映画『Dead to Rights』ロサンゼルス上映 俳優リアンダー・クラウセンが語る「目を開かせる作品」 video poster
ロサンゼルスで披露された映画『Dead to Rights』
映画『Dead to Rights』のロサンゼルスでのプレミア上映後、俳優リアンダー・クラウセンさんが作品への強い共感を語りました。映画のクラフトマンシップ(職人技)と、あえて「見やすくない」物語に挑んだ勇気ある姿勢を高く評価しています。
リアンダー・クラウセンが評価した「覚悟ある映画づくり」
クラウセンさんは、上映後の場で次のように話しました。
「We definitely could use a lot more movies that tell stories that aren’t easy on the eyes, but that open your eyes much more」と述べ、目をそらしたくなるような現実を扱いながらも、観客に新しい視点を与える映画の価値を強調しました。

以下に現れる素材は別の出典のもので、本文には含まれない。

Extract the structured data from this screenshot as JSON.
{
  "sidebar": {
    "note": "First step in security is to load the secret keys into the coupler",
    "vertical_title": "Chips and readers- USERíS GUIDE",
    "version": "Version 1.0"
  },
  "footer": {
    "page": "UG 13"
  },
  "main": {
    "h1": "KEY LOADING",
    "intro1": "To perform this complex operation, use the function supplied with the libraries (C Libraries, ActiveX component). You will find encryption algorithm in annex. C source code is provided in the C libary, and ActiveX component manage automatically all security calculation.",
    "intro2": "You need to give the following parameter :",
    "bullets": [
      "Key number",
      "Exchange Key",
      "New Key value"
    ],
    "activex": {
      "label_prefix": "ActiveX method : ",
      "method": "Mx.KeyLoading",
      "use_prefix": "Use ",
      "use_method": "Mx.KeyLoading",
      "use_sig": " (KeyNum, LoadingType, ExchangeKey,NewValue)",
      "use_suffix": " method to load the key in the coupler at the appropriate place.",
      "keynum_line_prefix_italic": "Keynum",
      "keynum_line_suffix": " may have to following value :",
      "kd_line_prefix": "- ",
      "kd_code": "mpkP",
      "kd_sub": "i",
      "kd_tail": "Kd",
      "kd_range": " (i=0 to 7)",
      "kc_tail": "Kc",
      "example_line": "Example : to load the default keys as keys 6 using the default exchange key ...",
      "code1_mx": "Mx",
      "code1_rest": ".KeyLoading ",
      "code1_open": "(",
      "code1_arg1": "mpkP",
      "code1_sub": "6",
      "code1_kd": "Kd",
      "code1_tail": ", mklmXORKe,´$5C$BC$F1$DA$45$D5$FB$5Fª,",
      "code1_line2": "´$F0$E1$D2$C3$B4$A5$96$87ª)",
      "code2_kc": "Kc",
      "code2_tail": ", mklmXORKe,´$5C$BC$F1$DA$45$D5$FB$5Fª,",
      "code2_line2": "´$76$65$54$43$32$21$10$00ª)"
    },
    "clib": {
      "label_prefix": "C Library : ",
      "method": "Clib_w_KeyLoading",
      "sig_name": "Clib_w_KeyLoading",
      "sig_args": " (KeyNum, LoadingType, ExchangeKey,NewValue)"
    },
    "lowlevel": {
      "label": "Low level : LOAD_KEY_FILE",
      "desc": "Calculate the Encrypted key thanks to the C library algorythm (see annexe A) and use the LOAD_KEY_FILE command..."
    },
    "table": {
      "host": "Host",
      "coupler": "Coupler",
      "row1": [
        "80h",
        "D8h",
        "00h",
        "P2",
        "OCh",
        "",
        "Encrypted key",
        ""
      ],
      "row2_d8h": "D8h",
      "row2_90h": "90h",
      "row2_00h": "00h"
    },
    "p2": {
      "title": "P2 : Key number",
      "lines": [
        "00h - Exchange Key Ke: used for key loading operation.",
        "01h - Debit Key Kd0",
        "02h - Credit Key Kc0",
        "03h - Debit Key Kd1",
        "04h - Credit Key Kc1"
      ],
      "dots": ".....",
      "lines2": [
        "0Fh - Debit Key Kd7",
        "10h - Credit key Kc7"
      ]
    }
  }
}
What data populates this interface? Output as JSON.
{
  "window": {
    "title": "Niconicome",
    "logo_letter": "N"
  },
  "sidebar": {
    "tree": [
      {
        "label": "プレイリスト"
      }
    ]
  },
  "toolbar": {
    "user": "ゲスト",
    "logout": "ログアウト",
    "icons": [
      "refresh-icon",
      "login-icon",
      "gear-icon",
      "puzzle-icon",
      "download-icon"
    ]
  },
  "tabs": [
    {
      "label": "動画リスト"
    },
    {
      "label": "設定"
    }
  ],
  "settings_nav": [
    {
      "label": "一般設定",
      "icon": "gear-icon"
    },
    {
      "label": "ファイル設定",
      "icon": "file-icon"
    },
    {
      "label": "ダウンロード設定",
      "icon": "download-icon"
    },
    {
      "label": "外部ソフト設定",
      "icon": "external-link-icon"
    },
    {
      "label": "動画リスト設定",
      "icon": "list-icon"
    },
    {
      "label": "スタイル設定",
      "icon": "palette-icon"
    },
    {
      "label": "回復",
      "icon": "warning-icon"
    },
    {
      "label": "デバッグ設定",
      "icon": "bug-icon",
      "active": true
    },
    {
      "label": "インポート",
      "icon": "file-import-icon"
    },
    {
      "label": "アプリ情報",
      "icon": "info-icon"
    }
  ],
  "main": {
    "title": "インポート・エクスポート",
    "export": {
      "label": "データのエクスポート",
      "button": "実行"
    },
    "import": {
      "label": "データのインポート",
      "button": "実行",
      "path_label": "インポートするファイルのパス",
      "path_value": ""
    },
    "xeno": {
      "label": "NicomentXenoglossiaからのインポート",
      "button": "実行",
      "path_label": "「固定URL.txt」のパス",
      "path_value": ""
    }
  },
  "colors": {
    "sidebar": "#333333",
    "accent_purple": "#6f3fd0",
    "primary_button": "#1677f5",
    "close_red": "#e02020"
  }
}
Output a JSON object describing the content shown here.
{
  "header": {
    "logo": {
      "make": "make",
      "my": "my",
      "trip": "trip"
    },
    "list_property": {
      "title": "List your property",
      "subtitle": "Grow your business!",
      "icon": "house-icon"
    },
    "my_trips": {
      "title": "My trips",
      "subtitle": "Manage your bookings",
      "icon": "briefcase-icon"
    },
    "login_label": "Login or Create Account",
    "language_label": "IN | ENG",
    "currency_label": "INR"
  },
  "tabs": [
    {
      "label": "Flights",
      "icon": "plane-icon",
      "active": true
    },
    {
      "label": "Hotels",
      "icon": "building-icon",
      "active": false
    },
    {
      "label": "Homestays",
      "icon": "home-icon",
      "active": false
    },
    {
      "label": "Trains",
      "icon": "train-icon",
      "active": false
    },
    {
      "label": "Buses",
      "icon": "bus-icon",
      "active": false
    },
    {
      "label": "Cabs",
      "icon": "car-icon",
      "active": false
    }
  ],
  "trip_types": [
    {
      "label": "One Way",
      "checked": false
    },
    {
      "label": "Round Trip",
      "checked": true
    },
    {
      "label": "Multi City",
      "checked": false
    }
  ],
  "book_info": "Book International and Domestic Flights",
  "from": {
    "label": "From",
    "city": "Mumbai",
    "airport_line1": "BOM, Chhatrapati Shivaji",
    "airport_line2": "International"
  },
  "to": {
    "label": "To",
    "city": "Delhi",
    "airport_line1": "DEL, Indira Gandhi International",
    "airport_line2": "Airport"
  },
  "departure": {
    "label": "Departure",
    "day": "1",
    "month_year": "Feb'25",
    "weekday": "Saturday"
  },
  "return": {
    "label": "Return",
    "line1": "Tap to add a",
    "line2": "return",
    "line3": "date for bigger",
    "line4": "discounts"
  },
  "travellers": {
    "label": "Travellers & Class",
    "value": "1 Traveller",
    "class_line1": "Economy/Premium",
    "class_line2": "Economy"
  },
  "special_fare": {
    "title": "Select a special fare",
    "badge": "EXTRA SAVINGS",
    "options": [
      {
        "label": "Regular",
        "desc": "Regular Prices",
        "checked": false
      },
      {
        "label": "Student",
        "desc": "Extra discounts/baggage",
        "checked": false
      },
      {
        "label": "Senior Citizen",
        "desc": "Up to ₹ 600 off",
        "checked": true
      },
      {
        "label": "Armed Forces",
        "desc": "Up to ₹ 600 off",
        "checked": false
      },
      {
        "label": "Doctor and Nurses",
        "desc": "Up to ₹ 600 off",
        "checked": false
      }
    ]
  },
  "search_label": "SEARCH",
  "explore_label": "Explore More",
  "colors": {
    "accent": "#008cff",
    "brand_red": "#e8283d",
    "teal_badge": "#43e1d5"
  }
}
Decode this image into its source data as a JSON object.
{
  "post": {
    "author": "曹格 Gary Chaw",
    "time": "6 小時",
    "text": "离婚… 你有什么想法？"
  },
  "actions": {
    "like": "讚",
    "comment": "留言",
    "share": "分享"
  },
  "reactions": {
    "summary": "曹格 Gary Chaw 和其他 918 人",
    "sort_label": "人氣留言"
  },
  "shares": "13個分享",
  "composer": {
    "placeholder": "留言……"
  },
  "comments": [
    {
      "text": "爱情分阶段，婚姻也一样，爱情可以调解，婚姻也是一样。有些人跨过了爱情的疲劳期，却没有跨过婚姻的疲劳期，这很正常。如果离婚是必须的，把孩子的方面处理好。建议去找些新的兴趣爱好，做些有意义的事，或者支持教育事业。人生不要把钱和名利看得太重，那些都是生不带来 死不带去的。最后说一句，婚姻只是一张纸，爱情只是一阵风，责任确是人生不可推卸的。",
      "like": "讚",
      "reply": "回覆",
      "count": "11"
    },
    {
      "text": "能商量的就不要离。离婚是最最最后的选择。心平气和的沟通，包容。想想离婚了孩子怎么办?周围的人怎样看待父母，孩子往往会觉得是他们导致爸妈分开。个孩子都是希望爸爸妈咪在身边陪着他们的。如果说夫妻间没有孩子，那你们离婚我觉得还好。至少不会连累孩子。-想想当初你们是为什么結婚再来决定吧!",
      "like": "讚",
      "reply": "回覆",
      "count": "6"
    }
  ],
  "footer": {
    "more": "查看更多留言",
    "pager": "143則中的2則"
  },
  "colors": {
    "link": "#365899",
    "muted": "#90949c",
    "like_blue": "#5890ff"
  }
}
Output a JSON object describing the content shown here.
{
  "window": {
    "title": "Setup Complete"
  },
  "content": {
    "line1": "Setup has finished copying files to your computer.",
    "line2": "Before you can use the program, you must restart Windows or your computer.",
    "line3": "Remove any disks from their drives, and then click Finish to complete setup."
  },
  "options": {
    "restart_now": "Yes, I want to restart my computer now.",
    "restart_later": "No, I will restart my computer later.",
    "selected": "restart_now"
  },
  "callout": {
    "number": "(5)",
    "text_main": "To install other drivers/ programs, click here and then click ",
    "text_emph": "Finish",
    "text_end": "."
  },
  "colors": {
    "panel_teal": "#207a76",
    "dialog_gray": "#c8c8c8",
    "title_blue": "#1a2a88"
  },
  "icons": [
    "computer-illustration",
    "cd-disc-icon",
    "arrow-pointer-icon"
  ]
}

ここで彼が言う「easy on the eyes(見ていて楽なもの)」ではない物語とは、暴力や不条理、社会の矛盾など、消費されやすいエンターテインメントとは対照的なテーマを指していると考えられます。それでもあえて向き合うことで、観客の「目を開く」経験につながる、というメッセージがにじみます。
なぜ「見やすくない物語」が今、求められているのか
2025年のいま、世界各地で複雑なニュースが絶えず報じられるなかで、国際ニュースや社会問題をどう理解し、自分ごととして捉え直すかは多くの人にとって共通の課題になっています。そのなかで、『Dead to Rights』のように「心地よさ」よりも「問いかけ」を優先する映画は、観客の記憶に残りやすい存在です。
クラウセンさんのコメントは、映画が単なる娯楽にとどまらず、現実を別の角度から見直すきっかけになりうることを示しています。特に、国際情勢や社会問題に関心を持つ視聴者にとって、こうした作品は次のような意味を持ちます。
- ニュースだけでは伝わりにくい感情や空気感を、物語を通して追体験できる
- 「自分とは関係ない」と切り離していた出来事を、身近な問題として考え直すきっかけになる
- 異なる背景を持つ人びとの視点に触れ、多様な価値観を想像しやすくなる
観客としての「目を開く」鑑賞のしかた
クラウセンさんの言葉は、私たちが映画を見る姿勢そのものを問いかけています。見終わったあとに何も残らない「気持ちよさ」だけを求めるのか、それとも少しざらついた感情や考え込む余白を受け止めるのか――その違いは、作品から受け取るものを大きく変えます。
こうした「簡単ではない物語」と向き合うとき、次のような見方を意識してみるのも一つの方法です。
- 物語の「わかりやすさ」ではなく、描かれている現実との距離感に注目する
- 鑑賞後に感じた違和感やモヤモヤを書き留めたり、人と共有したりして言葉にしてみる
- ニュースやドキュメンタリーと組み合わせて、そのテーマについて自分なりに調べてみる
『Dead to Rights』が示した、これからの映画への期待
『Dead to Rights』のロサンゼルスでのプレミアは、作品そのものだけでなく、リアンダー・クラウセンさんのコメントを通じて、「私たちはどんな物語を映画に求めるのか」という問いを投げかけています。楽に見られる作品だけでなく、目をそらしたくなる現実にあえて光を当てる作品に出会うことが、世界を考えるための小さな一歩になるのかもしれません。
忙しい日常のなかで映画を見るとき、クラウセンさんの言葉を思い出しながら、「目を開かせてくれる一本」を意識的に選んでみる価値はありそうです。